After years of casino closures and economic setbacks, Atlantic City’s Boardwalk recently landed its largest real estate investment in roughly two decades with the opening of the boutique Seahaus Hotel by NewcrestImage.
The company acquired the land and an existing hotel in 2023 and last month unveiled the repositioned property as part of a long-term strategy to grow through conversions and lifestyle-focused hospitality. The 105-room boutique hotel—a Marriott Tribute Portfolio property managed by Coury Hospitality—occupies a full city block and includes dining venues and 6,600 square feet of retail space along the Boardwalk.
“The driving force behind the deal was the ability to acquire land, which was oceanfront and located on the Boardwalk,” managing partner Mehul Patel told Hotel Management. “Atlantic City has more than 27 million annual visitors and the availability of good non-casino hotels is limited. We see this is as a niche.

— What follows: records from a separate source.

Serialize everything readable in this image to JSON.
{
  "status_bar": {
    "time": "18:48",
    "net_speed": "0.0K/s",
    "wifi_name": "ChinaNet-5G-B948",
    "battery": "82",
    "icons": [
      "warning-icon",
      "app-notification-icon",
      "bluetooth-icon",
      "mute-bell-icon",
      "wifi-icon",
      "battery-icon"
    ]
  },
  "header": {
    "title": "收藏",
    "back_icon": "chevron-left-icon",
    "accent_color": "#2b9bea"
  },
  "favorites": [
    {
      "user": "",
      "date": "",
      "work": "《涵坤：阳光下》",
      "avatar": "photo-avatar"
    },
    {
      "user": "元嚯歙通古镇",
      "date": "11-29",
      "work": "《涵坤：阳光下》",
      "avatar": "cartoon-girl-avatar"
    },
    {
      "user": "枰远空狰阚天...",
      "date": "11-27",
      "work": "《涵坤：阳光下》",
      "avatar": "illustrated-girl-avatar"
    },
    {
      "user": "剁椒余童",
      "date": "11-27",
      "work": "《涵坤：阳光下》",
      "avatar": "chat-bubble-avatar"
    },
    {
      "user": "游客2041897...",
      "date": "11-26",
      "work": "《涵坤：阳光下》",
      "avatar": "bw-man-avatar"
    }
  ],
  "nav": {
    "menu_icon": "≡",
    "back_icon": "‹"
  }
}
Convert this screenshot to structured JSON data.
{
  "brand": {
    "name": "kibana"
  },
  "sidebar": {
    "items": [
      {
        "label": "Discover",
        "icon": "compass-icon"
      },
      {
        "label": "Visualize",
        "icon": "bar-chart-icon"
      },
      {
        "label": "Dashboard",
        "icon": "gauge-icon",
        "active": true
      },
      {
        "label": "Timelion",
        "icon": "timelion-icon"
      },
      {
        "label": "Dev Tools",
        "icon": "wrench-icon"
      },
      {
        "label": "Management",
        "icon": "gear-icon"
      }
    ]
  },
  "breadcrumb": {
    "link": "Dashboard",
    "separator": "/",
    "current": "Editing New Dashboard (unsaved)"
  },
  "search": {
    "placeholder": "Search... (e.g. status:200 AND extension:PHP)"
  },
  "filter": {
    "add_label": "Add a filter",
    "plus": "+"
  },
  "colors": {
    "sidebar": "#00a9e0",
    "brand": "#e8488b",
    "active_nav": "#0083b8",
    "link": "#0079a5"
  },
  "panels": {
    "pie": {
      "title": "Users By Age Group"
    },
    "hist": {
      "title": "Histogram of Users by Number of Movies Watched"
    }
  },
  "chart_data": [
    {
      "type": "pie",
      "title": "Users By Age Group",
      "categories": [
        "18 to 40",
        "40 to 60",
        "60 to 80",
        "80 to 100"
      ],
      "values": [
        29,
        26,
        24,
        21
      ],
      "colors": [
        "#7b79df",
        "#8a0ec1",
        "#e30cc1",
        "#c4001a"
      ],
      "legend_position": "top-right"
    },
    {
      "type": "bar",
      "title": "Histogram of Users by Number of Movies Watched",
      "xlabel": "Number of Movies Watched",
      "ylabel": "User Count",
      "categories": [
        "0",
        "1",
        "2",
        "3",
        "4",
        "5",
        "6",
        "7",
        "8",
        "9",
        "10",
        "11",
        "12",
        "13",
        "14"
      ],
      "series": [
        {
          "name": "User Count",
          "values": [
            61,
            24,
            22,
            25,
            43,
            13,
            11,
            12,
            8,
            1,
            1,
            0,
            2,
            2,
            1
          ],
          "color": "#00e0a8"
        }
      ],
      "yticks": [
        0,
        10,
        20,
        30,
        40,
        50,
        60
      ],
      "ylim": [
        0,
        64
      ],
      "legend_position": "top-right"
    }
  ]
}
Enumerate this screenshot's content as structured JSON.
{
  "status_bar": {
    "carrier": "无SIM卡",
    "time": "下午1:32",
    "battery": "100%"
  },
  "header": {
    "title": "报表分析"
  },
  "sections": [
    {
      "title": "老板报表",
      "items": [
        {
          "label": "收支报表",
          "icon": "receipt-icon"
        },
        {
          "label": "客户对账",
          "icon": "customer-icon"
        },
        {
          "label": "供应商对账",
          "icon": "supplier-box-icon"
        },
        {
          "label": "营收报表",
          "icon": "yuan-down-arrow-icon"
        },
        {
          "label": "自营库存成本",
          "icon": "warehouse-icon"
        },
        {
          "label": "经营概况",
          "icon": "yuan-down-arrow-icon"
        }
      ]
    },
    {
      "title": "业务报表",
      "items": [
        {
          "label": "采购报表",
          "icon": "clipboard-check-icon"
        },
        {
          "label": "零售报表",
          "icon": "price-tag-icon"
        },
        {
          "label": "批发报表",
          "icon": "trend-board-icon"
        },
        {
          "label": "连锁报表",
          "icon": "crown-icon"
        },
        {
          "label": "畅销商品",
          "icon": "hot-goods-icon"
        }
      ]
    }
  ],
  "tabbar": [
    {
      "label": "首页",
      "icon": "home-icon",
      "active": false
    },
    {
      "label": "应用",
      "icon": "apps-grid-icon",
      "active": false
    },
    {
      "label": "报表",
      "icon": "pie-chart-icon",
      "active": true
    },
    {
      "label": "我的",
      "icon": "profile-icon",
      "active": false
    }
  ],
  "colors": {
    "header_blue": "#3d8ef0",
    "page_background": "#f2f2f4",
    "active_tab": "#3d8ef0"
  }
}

“Our company expectations are to capture the family and transient guests who come to Atlantic City looking for alternatives to casinos,” he added.
Aligning Stars
NewcrestImage COO Dax Patel reinforced the point, further describing Atlantic City as an “extremely high barrier-to-entry market” that has seen a reversal of fortunes and gained momentum in recent years.
“Hurricane Sandy came [in 2012] and Atlantic City hit rock bottom. There were a lot of casino closures and the whole market was going down,” he said. “But we always knew because of the amount of visitors it’s still the Mecca for the Northeast or the Las Vegas of the east. The market was declining, but people were still coming and we saw the opportunity.”
According to New Jersey-based Stockton University, demand in Atlantic City has recovered from 2020’s trough to reach a 73 percent occupancy range in 2022–2023, and more recently 72 percent in 2024. Meanwhile, pricing power has also been relatively strong with average daily rates of roughly $178 and room supply remaining steady since 2018.
Dax Patel explained how the stars aligned for the company to acquire and develop “the only non -casino hotel on the boardwalk.” He noted one of the company’s local partners was initially approached about the opportunity by the long-time landowner, who wanted to sell. However, it wasn’t until the building owner decided to retire that the vision started to come to life.
“We said, ‘We don't buy leased properties, but if there's an opportunity to acquire the land and the building, then we'll take a look at it,’ since it's on the boardwalk and it's a whole city block,” he said.
In addition, Patel added that the adjacent Tropicana Atlantic City casino held the right of first refusal on the property, which they ultimately waived, paving the way for the NewcrestImage project.
“It was all made in the heavens. I don't know how it happened, but it happened, so we took that opportunity and we seized it,” he said.
Rebranding and Renovating
The conversion of the property—which had previously operated for more than 50 years as an independent hotel and most recently as a 107-room Days Inn—took some 10 months. Dax Patel noted that the goal behind the development of the luxury boutique was to “make it more of a Jersey Shore hotel.”
Seahaus is part of NewcrestImage’s renewed expansion push following the 2022 sale of most of its assets—26 hotels totaling more than 3,500 guestrooms—to Summit Hotels. Since then, the company has rebuilt its portfolio to more than 45 hotels through acquisitions and conversions, a strategy Mehul Patel described as central to the company’s identity.
“Conversions are core to NewcrestImage,” said Mehul Patel. “Repositioning well-located but underutilized assets with brands like Tribute or Tapestry delivers emotional for our guests and financial value for us.”
NewcrestImage recently acquired the 176-room NYLO Dallas Plano, part of Hilton’s Tapestry Collection, with plans for a repositioning. The eco-friendly boutique hotel in Plano’s Legacy District is slated to undergo a full renovation and Tapestry Collection rebrand.
The company is also poised to rebrand the Beeman Hotel in Dallas in early 2026, looking to transform it into a cultural hub with programming around food, arts, music and community engagement.
“The Beeman Hotel is in the works of getting transformed and it will be affiliated with a nationally recognized brand,” said Mehul Patel.
Since 2013, NewcrestImage has bought and sold nearly 300 hotels—transactions worth more than $3 billion and encompassing close to 32,000 rooms. With the Seahaus Hotel, Mehul Patel said, the company is showing its ability to “reimagine” properties in ways that anticipate demand shifts.
“Seahaus is a statement, it proves we can take an asset in a challenged market and transform it into something with cultural and financial impact,” he said.